I took a deep breath to steady myself, for I felt a kind of numbness creeping over me. I wasn't grounded at all. I was terrified by the knowledge that there was nothing to hold on to, all that had shored me up had crumbled, for Aunt Zena and Miss Celia were my last links to that past. And though they were the ones who refused to acknowledge my existence after I had run away, I still felt guilt for what I had done, for they had after all taken me in and cared for me in their own way. Whether they liked it or not, I was their child. They were the ones who had made me.

59

OF ALL THE PEOPLE
at Ellesmere Lodge, Mr. Bridges goes out the most. He has lots of friends and relatives who come and take him out, and, although he says he hates travelling, he goes to Miami from time to time. That is as far as he will go, to stay with a sister. His children must travel from other parts of the States to come and see him. He gets lots of mail too, much of it with U.S. stamps, which is all I ever manage to glimpse. More and more he talks of moving back to his house. This makes sense since he is still quite fit and active, especially compared to most of the people at Ellesmere Lodge. Indeed, for an active person, as I am too, contemplation of the residents collectively is sometimes a depressing prospect, all white hair and glasses and walkers and orthopedic shoes—except for the high-heeled Pancake Sisters, of course—and snoozes and snores mid-morning and afternoon and drooling. There is probably a lot more life here than at similar places; still, the illnesses and operations, the life-sustaining medical interventions, and the endless discussions surrounding them are quite depressing. So are the vanishings, as I think of them—the people who are too ill or frail to stay at Ellesmere Lodge and who disappear, shifted elsewhere to places with hospital beds and bed pans and professional nursing care.

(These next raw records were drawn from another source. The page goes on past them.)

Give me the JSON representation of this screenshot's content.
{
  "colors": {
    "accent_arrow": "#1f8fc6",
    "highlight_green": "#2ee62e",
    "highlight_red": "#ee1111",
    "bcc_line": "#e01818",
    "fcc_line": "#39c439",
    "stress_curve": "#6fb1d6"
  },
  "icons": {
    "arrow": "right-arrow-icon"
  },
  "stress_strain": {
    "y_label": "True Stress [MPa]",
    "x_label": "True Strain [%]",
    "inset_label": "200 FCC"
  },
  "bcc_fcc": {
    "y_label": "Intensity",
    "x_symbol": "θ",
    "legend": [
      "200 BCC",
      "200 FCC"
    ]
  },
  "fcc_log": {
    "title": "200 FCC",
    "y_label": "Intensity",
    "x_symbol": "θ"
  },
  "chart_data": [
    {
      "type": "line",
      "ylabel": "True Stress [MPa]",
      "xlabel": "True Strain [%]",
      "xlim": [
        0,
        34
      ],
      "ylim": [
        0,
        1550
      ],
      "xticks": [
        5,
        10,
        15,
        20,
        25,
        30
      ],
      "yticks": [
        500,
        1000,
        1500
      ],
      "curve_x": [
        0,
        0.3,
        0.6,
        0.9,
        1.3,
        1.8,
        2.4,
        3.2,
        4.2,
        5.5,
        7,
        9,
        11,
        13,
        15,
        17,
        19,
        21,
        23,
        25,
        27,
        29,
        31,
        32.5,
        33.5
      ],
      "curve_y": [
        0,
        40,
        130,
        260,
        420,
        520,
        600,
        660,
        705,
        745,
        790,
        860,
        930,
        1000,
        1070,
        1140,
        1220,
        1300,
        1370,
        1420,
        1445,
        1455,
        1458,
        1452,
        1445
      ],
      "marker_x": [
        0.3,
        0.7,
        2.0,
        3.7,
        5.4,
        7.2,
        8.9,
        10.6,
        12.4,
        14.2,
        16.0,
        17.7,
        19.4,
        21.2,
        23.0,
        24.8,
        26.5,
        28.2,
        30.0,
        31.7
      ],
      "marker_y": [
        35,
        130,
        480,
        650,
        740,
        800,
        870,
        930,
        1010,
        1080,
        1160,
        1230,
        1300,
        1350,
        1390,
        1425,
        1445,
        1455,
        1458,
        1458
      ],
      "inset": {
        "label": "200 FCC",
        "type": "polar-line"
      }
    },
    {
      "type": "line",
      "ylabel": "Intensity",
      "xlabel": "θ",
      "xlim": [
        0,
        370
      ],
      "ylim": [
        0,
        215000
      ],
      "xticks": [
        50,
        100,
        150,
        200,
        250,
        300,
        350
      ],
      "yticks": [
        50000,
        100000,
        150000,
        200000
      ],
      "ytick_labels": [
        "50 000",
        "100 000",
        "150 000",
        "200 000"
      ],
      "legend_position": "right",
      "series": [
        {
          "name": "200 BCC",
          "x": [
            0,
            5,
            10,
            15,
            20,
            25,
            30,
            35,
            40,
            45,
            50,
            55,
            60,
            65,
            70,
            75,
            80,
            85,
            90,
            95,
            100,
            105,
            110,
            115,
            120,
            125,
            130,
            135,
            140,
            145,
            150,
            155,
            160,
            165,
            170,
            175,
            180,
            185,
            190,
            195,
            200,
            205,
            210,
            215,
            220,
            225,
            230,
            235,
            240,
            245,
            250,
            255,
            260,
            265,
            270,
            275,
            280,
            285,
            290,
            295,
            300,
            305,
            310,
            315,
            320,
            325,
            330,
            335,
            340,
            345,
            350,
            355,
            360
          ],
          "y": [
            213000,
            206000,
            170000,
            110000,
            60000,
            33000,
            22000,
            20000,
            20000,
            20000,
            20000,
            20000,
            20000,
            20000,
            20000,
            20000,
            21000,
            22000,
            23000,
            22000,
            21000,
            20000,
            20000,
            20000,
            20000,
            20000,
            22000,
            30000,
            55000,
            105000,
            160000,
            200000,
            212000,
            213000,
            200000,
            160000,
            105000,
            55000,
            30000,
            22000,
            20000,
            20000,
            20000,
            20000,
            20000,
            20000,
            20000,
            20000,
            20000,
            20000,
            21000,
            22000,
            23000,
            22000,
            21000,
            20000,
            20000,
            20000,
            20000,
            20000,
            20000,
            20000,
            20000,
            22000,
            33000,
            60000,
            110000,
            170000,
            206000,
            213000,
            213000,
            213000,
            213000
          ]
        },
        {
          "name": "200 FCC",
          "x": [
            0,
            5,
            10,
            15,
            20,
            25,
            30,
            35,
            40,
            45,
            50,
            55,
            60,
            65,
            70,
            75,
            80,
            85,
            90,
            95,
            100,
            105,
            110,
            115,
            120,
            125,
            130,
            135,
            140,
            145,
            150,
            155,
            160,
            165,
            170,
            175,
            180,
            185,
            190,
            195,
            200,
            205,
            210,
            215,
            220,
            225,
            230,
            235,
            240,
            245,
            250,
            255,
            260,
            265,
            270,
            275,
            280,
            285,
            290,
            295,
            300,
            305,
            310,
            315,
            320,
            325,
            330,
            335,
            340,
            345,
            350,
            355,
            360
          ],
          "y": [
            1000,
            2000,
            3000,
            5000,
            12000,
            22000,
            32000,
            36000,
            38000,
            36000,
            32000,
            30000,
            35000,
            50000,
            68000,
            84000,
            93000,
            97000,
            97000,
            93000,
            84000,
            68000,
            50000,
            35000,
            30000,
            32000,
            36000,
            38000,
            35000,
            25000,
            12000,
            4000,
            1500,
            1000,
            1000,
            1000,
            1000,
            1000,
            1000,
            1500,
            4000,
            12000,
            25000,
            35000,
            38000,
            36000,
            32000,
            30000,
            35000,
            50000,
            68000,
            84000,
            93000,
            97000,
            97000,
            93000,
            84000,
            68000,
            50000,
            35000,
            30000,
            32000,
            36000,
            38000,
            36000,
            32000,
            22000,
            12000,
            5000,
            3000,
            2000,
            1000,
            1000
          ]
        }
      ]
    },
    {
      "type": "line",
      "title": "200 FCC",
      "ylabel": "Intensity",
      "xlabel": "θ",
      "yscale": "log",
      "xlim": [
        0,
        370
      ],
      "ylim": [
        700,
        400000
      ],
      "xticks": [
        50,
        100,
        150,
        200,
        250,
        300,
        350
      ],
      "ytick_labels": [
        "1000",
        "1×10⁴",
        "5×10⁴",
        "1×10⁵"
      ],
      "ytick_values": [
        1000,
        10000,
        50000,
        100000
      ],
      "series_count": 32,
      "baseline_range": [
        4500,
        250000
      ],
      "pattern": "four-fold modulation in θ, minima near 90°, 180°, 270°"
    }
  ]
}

Equally distressing are the deaths, Babe's being the most shocking one. She took ill one day, was taken to the hospital, and was gone within a week. Ruby was to say later Babe had had so many medical interventions she was living on borrowed time. In our dismay at the suddenness of it all, I could see the other two, Ruby and Birdie, eyeing each other in a speculative way, as if to say, who will be next? Babe had a lovely funeral, her three children, grandchildren, and great-grands all came from abroad and saw to that, but apart from them and some of the Ellesmere Lodge residents and staff, the turnout was scanty. Like the rest of us, she had outlasted most of her contemporaries.

Shortly after Babe's death, Mr. Bridges said, out of the blue, “I am thinking of getting married again.”

I looked at him, startled, my heart beating so fast I'm sure he could hear it, though on my face I never showed a thing. Is this a proposal, I thought? Should I say something? What should I do? I looked quizzically at him, hoping my face showed nothing but interest at the news. But he just turned his glass round and round and looked at it and smiled and said, “I really need to get back to my house. I was over there on Sunday and though Gerald does try, things are really in a mess.”